穢れなき獣の涙
旅をしていっそう、周りはめまぐるしく変わりゆき、気がつけば大きな流れのなかに呑み込まれていた。

 自分の意思とは関係なく巻き込まれていく。

 それが、運命というものなのだろう。

 そうして、ポータルの準備が整ったことを確認するとヴァラオムは人に変化した。

「いざ、対峙の場へ」

 それが合図となって、奏でた一人の言葉から声は増し、輪唱のごとく響き渡る。

 重なっていく声は共鳴し、さらなる音の洪水を生み出していく。

 詠唱は不思議と眺めている長老たちの耳には五月蠅いとは感じられず、魔法円のなかから見つめるシレアの瞳と見合っていた。

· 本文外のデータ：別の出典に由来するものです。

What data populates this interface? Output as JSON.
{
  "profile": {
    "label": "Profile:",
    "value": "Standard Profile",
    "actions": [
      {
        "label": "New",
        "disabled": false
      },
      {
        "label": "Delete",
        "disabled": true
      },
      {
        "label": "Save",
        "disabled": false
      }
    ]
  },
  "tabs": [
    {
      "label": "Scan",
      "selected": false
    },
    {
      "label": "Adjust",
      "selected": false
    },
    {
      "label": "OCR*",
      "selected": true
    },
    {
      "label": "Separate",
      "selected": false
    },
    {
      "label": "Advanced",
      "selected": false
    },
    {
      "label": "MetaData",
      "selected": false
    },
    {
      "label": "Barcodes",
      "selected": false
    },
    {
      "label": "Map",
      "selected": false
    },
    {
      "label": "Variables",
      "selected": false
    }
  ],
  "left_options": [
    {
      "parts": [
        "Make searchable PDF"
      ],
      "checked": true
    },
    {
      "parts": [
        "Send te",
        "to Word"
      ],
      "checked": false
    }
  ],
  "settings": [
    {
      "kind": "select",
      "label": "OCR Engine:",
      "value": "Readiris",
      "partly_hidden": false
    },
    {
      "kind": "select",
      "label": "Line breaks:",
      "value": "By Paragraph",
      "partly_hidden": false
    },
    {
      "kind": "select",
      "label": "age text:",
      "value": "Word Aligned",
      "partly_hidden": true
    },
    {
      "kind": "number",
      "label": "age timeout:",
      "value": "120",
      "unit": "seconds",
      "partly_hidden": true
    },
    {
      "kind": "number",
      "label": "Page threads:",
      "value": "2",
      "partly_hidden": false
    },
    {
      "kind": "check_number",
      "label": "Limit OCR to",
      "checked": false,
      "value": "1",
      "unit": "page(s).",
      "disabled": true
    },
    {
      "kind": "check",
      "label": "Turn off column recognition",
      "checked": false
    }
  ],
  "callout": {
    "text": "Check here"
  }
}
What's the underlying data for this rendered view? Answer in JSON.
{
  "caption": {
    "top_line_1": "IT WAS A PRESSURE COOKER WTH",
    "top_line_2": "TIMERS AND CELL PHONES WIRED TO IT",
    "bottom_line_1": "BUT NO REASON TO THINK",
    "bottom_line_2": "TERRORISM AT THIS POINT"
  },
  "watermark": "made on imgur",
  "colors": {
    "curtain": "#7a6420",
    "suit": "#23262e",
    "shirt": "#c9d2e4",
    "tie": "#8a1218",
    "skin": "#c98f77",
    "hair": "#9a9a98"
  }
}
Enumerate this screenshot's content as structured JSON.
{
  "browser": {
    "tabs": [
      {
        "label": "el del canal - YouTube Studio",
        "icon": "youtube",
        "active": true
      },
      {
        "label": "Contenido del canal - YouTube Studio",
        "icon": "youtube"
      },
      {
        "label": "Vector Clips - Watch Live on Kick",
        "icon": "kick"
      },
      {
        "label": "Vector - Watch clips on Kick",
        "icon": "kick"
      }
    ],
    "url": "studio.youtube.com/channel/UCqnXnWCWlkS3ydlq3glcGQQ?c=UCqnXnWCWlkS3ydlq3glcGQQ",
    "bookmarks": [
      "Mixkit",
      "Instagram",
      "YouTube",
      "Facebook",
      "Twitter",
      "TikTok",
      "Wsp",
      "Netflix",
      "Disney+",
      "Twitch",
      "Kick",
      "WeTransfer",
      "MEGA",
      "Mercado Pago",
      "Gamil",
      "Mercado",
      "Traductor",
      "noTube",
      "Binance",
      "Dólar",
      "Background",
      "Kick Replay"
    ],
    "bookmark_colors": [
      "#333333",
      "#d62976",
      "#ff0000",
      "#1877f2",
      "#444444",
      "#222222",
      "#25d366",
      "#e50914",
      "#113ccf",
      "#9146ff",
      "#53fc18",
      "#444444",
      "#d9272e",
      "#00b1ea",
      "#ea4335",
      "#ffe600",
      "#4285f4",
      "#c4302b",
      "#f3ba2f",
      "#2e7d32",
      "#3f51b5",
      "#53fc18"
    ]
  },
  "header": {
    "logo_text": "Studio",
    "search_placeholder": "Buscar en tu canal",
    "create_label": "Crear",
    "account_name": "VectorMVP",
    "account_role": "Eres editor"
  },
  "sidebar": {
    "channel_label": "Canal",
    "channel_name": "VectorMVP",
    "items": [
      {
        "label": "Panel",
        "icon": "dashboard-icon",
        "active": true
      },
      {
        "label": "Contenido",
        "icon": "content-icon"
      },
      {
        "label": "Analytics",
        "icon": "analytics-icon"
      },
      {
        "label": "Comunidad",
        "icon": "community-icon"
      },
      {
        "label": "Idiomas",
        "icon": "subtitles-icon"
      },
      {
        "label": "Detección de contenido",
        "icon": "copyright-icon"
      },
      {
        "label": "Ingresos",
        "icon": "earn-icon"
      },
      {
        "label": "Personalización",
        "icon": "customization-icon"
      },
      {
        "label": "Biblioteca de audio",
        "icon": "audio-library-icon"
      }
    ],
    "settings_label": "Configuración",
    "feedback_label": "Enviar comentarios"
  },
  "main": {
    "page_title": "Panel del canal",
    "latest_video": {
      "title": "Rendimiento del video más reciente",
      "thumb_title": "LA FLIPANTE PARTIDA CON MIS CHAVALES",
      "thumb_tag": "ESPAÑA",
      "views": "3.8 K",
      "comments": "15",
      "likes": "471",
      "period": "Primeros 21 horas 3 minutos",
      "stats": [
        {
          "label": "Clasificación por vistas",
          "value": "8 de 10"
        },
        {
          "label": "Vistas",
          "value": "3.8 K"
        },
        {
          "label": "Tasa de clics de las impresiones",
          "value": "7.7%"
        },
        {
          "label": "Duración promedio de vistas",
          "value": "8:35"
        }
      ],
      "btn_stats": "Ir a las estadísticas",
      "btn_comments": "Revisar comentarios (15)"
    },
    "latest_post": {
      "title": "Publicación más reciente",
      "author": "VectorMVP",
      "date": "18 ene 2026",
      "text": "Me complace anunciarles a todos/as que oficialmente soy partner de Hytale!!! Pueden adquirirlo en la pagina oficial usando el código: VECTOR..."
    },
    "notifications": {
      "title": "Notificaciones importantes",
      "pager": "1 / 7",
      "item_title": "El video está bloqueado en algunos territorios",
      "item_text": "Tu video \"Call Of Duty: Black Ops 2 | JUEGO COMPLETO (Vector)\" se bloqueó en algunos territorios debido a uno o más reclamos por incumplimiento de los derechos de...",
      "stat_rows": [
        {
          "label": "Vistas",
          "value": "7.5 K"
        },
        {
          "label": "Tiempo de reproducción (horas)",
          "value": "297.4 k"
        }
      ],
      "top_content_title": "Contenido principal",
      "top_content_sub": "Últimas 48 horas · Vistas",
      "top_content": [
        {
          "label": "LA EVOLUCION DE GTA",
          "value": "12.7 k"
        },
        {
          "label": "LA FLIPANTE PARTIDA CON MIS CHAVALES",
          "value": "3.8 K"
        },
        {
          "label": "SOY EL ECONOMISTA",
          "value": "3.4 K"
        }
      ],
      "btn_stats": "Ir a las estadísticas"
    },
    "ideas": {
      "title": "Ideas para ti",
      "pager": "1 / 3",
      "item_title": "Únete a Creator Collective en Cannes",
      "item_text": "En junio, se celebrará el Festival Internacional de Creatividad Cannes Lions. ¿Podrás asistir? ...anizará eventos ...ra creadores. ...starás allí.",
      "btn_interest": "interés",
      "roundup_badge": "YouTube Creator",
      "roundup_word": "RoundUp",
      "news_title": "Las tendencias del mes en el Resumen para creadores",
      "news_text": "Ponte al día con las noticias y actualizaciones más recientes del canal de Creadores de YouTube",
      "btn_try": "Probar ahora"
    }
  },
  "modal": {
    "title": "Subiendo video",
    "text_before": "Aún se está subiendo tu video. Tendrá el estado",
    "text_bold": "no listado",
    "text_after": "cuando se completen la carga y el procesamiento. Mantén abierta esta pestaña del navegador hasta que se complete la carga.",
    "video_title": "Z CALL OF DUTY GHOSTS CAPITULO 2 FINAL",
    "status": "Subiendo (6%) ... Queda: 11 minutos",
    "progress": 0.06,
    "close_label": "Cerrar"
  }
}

 声がふいに途切れた刹那、シレアたちの姿は霧のようにかき消える──

「行ったか」

 誰にも誇れるわしの自慢の息子じゃ、負けるはずがない。

 瞼を閉じ、祈るようにつぶやいた。

 ディナスは一緒に行くと言い張ったが、シレアはそれを止めた。

 年寄り扱いするなと怒ってはみたものの、集落を守ってほしいと言われれば仕方がない。

 愛想も無く世話もかからなかったシレアは、集落の誰よりも愛情深いということをディナスは知っている。

 愛する息子よ、自然の民の子よ。

 その勇姿を示し、敵を圧倒せしめよ──鈍色の空を仰ぎ、深く息を吸い込んだ。